Tidak, jangan sekarang.

"Keluarlah!" Suara gebrakan di salah satu batang kayu membuat Nina berjengit.

"Kapak ini tajam kok." Diana berujar lirih, Nina menengok dan menemukan wanita itu berjarak tiga meter darinya sekarang.

Sial, sial, sial!

"Pergi kau, dasar Sundal!" Tiba-tiba Connor mengayunkan balok kayu tepat di tengkuk Diana, membuat wanita paruh baya itu ambruk melepaskan kapaknya.

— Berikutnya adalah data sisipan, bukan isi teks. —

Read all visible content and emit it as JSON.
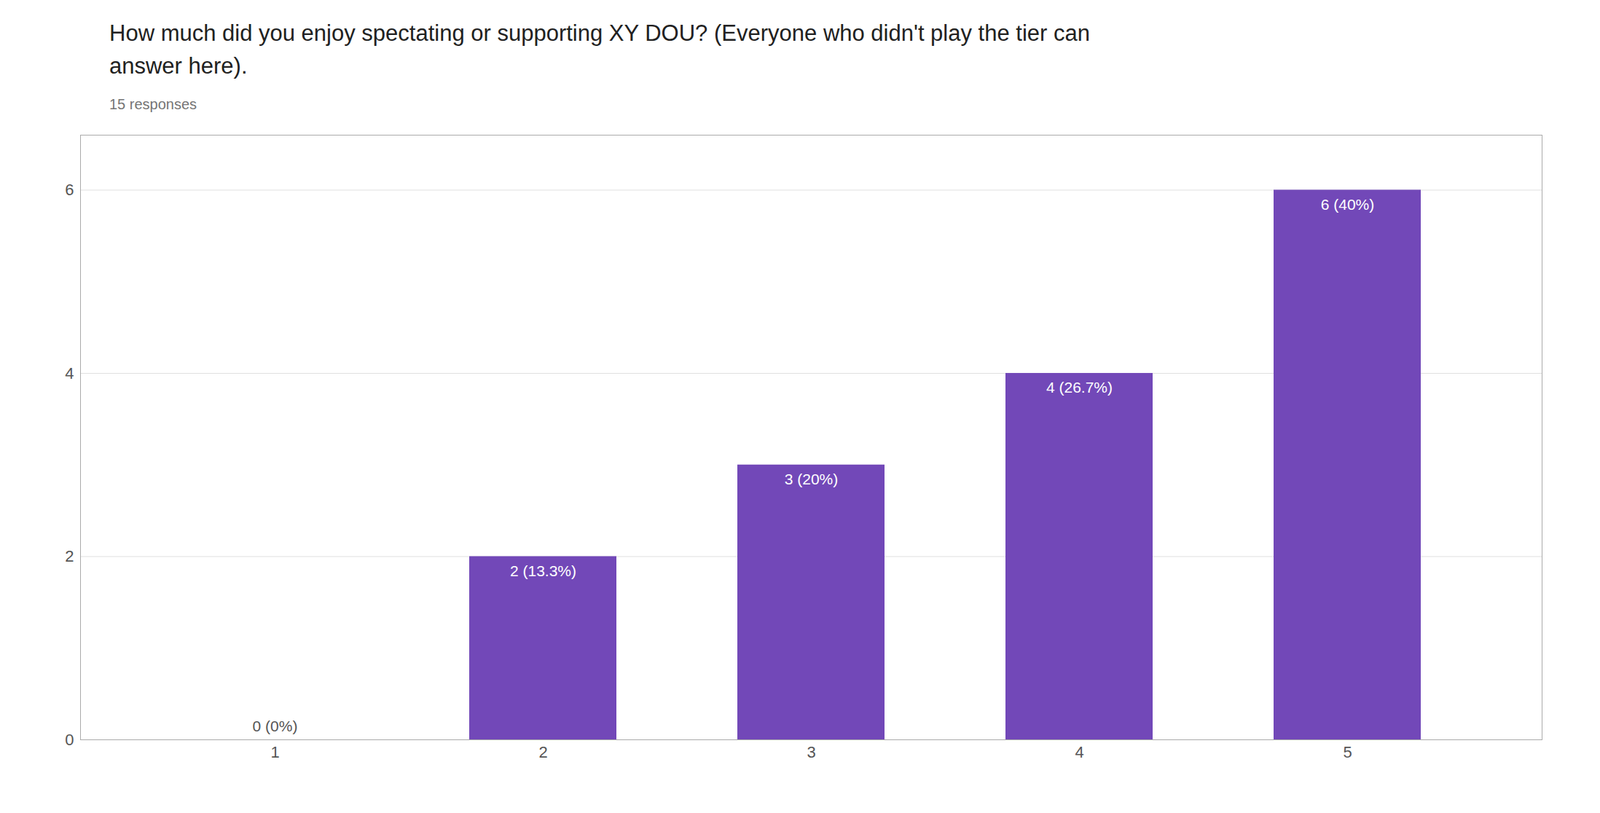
{
  "chart_data": {
    "type": "bar",
    "title": "How much did you enjoy spectating or supporting XY DOU? (Everyone who didn't play the tier can\nanswer here).",
    "subtitle": "15 responses",
    "categories": [
      1,
      2,
      3,
      4,
      5
    ],
    "values": [
      0,
      2,
      3,
      4,
      6
    ],
    "value_labels": [
      "0 (0%)",
      "2 (13.3%)",
      "3 (20%)",
      "4 (26.7%)",
      "6 (40%)"
    ],
    "data_labels": true,
    "color": "#7248b8",
    "ylim": [
      0,
      6.6
    ],
    "yticks": [
      0,
      2,
      4,
      6
    ],
    "grid": true
  }
}
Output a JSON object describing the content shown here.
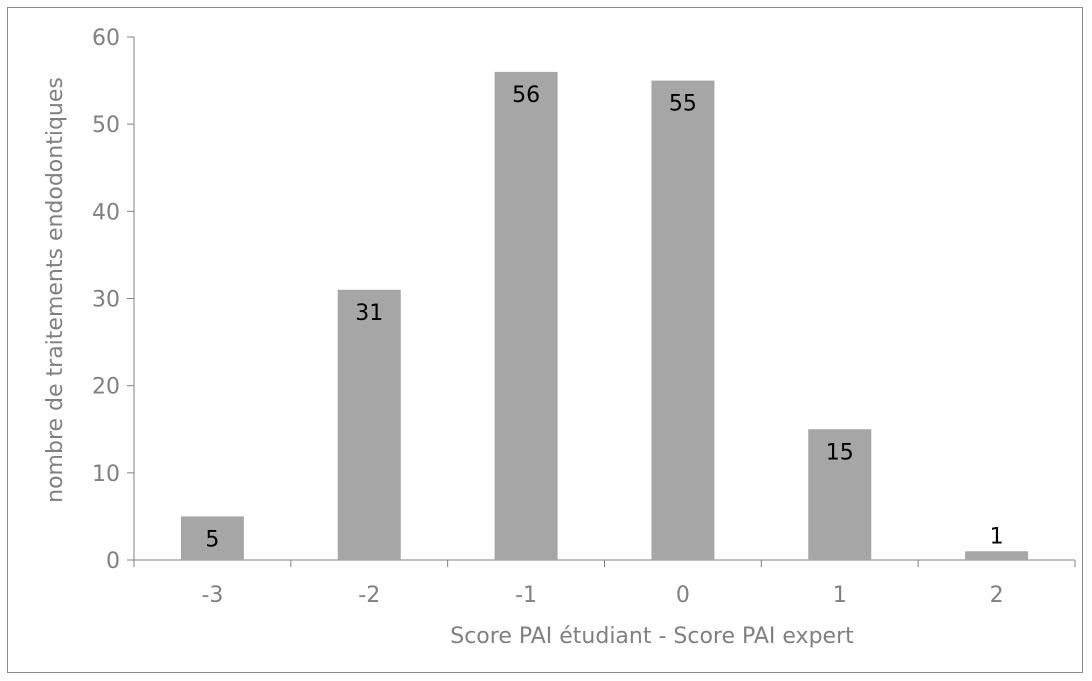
{
  "chart_data": {
    "type": "bar",
    "categories": [
      "-3",
      "-2",
      "-1",
      "0",
      "1",
      "2"
    ],
    "values": [
      5,
      31,
      56,
      55,
      15,
      1
    ],
    "data_labels": [
      "5",
      "31",
      "56",
      "55",
      "15",
      "1"
    ],
    "title": "",
    "xlabel": "Score PAI étudiant - Score PAI expert",
    "ylabel": "nombre de traitements endodontiques",
    "ylim": [
      0,
      60
    ],
    "yticks": [
      "0",
      "10",
      "20",
      "30",
      "40",
      "50",
      "60"
    ],
    "grid": false,
    "legend": "none",
    "colors": {
      "bar": "#a6a6a6",
      "axis": "#808080",
      "text": "#808080",
      "label": "#000000"
    }
  }
}
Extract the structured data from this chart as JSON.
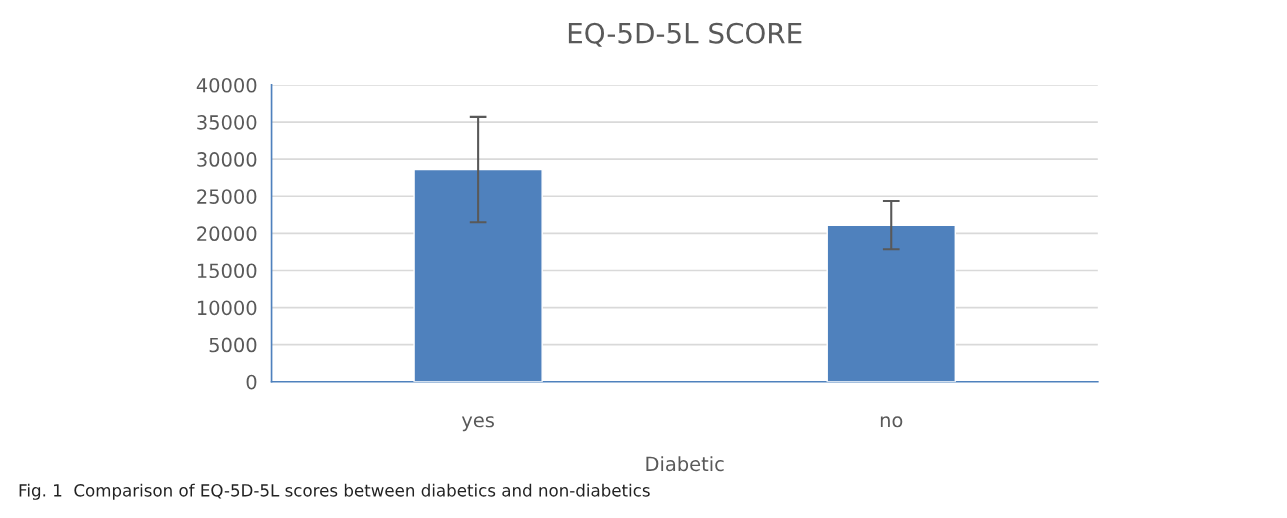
{
  "chart_data": {
    "type": "bar",
    "title": "EQ-5D-5L SCORE",
    "xlabel": "Diabetic",
    "categories": [
      "yes",
      "no"
    ],
    "values": [
      28600,
      21100
    ],
    "errors": [
      7100,
      3250
    ],
    "color": "#4f81bd",
    "ylim": [
      0,
      40000
    ],
    "yticks": [
      0,
      5000,
      10000,
      15000,
      20000,
      25000,
      30000,
      35000,
      40000
    ],
    "grid": "y",
    "annotations": [
      "Fig. 1  Comparison of EQ-5D-5L scores between diabetics and non-diabetics"
    ]
  }
}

"Ambil tali, cepat!" perintah Connor.

Nina segera bangkit, matanya bergerak ke sembarang arah dan menemukan seutas tali tambang. Connor mempertemukan kedua tangan ibunya di belakang punggung, lalu menerima dan membebatkan tali tambang dari Nina. Setelah dirasa erat, ia mengangkat kedua kaki ibunya, lalu mengikat tangan dan kaki itu bersama-sama.

"Kau tak apa?"

"Sejauh ini, sakauku hampir kumat, yang lebih penting adalah lukamu," jawab Nina. "Ayo pergi ke kantor polisi, tahan lukamu sebentar, kumohon." Connor mengangguk.

Mereka meninggalkan Diana di dalam kabin, melemparkan kapak ke luar dan kembali berlari menembus salju.